The Demanding Floral

And you thought they were easy.  Actually, florals are hard.  Natural florals  are somewhat easier to wear on skin since naturally derived oils have a built in molecular complexity that is more skin friendly than most synths.  Too many naturals, however, and you can lose radiance.  The floral smells not only complex, but also dense, and who wants to exit the house feeling he has applied Eau de Compost Bucket to his person?

So the proportions become a matter of taste and engineering for the perfumer.  The balance has to be correct for the floral to work. Ideally it should be a mix of synthetics and naturals, or all naturals, if cost is no object, but most mass market releases can’t afford that kind of high end perfumery.

 

At best you get a mix, very frequently these days you get an entirely synthetic formula.  There are some perfectly fine synthetic florals out there of course, but you do run the danger of smelling rather like fabric softener, and presumably that wasn’t your aim when you bought that pretty bottle at Sephora.

Say that all of these little technical glitches are over come.  Even then you have the difficulty that of all the scent families, the floral is the one most thrown off kilter by individual skins.  There’s the question of how smooth or rough, oily or dry, pigmented or pale and most importantly how acid or alkaline your skin is.

A smooth, dark slightly oily skin is the jackpot for an aficionado, since it will retain perfume the longest.  A dry rough pale skin which is acid to boot won’t detain scent molecules long and will tend to highlight certain notes and disguise others.

The stronger, the better made the perfume, the less an issue it will have with individual epidermides – but be advised the problem exists and it certainly is real.  The old rule of “try before you buy” is crucial with florals because they can be considerably changed by skin textures.  If you love something to death, but make it smell like Deep Woods Off, then there is nothing for it but the old cotton ball in the pocket trick, which is the perfume equivalent of a platonic love affair.

Given all of these problems who makes really good mass market florals these days?  My recommendation is Estée Lauder.  Yes, I know, this is hardly ground breaking advice, but consider the uneven performances of most other houses.  Guerlain is very up and down these days and the house style is not really floral, Joy is lovely but spendy, and all that is left of the once great patrimony of Patou, the Diors change with considerable frequency. So do the Carons.

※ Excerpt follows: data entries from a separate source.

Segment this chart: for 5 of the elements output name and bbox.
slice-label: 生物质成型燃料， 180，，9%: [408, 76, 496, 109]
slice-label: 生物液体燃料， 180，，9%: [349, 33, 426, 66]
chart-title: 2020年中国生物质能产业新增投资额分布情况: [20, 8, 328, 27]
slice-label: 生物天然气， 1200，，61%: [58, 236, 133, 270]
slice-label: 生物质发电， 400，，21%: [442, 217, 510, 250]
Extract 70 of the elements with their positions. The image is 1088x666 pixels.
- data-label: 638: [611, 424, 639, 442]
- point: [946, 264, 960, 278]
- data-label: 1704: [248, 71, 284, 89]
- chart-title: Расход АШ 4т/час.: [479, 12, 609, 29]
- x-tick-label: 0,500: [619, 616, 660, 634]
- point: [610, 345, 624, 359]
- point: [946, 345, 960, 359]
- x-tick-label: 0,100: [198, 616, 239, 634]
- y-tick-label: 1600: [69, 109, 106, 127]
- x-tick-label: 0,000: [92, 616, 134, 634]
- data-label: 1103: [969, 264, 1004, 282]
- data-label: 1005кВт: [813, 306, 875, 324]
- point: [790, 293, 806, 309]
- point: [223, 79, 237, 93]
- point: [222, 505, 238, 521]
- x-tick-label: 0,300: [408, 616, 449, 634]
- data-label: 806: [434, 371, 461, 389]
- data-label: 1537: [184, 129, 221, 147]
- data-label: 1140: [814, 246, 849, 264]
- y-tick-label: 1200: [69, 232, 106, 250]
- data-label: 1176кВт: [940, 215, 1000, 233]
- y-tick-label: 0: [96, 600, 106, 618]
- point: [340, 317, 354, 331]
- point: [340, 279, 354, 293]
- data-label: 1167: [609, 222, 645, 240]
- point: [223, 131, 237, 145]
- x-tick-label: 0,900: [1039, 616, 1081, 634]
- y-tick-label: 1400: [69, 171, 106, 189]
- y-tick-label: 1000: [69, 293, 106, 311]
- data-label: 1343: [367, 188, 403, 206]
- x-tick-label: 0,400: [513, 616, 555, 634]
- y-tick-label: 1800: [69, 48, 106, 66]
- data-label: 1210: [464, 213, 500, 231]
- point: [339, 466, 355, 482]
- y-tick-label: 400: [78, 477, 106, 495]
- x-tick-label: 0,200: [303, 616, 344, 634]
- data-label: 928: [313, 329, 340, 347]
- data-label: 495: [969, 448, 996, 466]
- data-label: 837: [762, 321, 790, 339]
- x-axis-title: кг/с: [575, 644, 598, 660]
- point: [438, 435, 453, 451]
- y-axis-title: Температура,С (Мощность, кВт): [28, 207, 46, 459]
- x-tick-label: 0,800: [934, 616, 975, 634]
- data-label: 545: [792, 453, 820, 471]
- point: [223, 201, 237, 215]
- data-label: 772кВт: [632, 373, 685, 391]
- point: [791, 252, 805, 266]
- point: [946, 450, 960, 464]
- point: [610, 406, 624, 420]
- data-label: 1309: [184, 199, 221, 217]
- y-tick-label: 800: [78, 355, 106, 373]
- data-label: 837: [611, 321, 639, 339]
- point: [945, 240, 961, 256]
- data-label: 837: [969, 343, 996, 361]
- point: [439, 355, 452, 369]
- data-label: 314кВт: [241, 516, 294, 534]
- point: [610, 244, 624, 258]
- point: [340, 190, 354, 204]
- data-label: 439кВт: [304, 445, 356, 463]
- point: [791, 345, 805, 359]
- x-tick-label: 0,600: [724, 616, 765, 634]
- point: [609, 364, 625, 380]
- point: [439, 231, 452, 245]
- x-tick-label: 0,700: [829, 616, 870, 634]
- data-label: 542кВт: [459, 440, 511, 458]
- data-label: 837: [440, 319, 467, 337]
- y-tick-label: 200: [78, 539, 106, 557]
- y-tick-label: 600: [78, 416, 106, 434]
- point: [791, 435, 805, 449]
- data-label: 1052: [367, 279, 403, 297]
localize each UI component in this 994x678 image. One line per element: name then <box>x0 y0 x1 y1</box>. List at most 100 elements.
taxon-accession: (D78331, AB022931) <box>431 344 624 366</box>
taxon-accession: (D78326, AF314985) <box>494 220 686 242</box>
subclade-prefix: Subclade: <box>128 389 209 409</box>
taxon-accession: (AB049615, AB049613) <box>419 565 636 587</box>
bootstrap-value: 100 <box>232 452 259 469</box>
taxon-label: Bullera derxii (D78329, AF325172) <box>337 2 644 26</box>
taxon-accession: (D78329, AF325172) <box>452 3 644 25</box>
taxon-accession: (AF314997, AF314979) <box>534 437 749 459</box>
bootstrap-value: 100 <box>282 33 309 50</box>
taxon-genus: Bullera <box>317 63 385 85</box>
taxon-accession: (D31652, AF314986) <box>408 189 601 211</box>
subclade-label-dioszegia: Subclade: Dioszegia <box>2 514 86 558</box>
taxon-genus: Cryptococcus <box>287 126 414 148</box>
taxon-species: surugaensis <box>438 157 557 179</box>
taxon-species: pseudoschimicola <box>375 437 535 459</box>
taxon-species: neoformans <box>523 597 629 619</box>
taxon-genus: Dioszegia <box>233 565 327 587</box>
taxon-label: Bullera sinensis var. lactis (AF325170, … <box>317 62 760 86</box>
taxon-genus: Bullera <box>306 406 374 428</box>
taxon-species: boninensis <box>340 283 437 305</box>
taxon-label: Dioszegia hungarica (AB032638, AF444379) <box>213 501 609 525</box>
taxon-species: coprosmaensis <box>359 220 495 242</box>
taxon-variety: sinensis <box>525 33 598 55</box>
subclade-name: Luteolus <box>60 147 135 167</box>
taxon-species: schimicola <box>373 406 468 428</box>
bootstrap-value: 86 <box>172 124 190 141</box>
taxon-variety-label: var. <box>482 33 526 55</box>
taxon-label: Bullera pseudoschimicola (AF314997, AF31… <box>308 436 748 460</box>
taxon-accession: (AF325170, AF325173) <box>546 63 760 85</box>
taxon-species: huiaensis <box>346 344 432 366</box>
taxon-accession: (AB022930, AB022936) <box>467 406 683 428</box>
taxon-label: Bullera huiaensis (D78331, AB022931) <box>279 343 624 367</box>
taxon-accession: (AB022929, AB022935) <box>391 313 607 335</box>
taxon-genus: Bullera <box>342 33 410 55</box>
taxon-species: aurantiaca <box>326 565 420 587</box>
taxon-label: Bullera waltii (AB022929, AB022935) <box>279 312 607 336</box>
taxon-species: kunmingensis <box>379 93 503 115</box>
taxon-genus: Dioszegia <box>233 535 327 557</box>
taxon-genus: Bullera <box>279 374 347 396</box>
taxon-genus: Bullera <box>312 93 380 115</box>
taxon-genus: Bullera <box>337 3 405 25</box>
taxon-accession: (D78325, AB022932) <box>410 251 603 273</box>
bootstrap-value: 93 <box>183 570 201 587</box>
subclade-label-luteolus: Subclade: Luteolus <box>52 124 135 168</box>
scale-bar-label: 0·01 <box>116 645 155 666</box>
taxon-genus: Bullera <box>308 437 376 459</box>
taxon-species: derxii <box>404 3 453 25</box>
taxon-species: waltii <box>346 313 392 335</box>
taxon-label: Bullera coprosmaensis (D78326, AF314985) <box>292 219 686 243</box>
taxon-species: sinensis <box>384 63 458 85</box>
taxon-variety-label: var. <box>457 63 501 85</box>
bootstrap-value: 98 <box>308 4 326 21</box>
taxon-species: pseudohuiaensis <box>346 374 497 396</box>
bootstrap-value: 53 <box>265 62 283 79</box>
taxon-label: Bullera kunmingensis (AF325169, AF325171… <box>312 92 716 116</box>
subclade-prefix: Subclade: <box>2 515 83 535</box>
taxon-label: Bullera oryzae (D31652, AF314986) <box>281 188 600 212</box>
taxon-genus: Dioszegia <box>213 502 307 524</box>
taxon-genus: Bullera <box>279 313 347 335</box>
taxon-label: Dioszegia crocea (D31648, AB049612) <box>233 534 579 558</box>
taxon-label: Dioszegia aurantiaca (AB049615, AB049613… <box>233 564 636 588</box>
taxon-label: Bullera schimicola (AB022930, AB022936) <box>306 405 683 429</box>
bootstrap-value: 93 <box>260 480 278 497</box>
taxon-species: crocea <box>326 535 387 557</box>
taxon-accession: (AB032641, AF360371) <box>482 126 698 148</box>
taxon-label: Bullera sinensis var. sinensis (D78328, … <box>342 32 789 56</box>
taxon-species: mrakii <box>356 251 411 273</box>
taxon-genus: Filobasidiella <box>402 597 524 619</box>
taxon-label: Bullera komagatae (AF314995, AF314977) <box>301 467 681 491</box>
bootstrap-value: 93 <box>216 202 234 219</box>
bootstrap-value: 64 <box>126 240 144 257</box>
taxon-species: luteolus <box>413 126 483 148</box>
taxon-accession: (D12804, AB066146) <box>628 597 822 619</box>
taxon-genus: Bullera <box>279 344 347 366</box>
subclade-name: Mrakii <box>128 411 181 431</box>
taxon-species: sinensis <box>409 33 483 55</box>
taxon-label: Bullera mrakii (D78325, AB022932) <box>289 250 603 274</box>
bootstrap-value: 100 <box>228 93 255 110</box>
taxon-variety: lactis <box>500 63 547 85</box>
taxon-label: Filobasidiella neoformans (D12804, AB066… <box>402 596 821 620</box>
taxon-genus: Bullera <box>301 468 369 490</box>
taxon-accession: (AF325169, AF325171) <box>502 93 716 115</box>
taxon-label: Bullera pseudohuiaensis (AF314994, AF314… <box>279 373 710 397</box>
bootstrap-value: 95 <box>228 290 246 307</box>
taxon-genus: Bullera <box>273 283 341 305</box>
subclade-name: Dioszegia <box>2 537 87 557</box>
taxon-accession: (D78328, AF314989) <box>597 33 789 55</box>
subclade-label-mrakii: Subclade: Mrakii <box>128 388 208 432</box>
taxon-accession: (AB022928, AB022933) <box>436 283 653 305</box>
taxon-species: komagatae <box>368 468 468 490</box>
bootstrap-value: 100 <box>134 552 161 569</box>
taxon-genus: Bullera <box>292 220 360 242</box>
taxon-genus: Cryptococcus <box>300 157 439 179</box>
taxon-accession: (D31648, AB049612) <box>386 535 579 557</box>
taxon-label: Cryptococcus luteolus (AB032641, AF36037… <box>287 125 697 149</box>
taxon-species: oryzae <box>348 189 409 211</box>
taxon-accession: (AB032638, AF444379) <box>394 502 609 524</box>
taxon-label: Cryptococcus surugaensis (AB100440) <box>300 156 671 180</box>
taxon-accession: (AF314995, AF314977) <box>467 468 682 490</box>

The rest are not really reliable, and the niche houses – except for the Serge Lutens soliflors – are mostly not floral friendly .  There are a couple of good ones from Bond No 9 New York, some very unpredictable Montales, some overly sophisticated perfumes for the U.S. market from Parfums de Nicolai, and then there are the Parfumerie Generales which do better in gourmand mode than in floral.

What is left? Natural perfumes or  individual releases that pop up here or there and Estée Lauder, the only house that consistently does this genre well. Stop complaining and go spritz on some Beautiful, Tuberose Gardenia,  Pleasures, Dazzling Silver, or White Linen.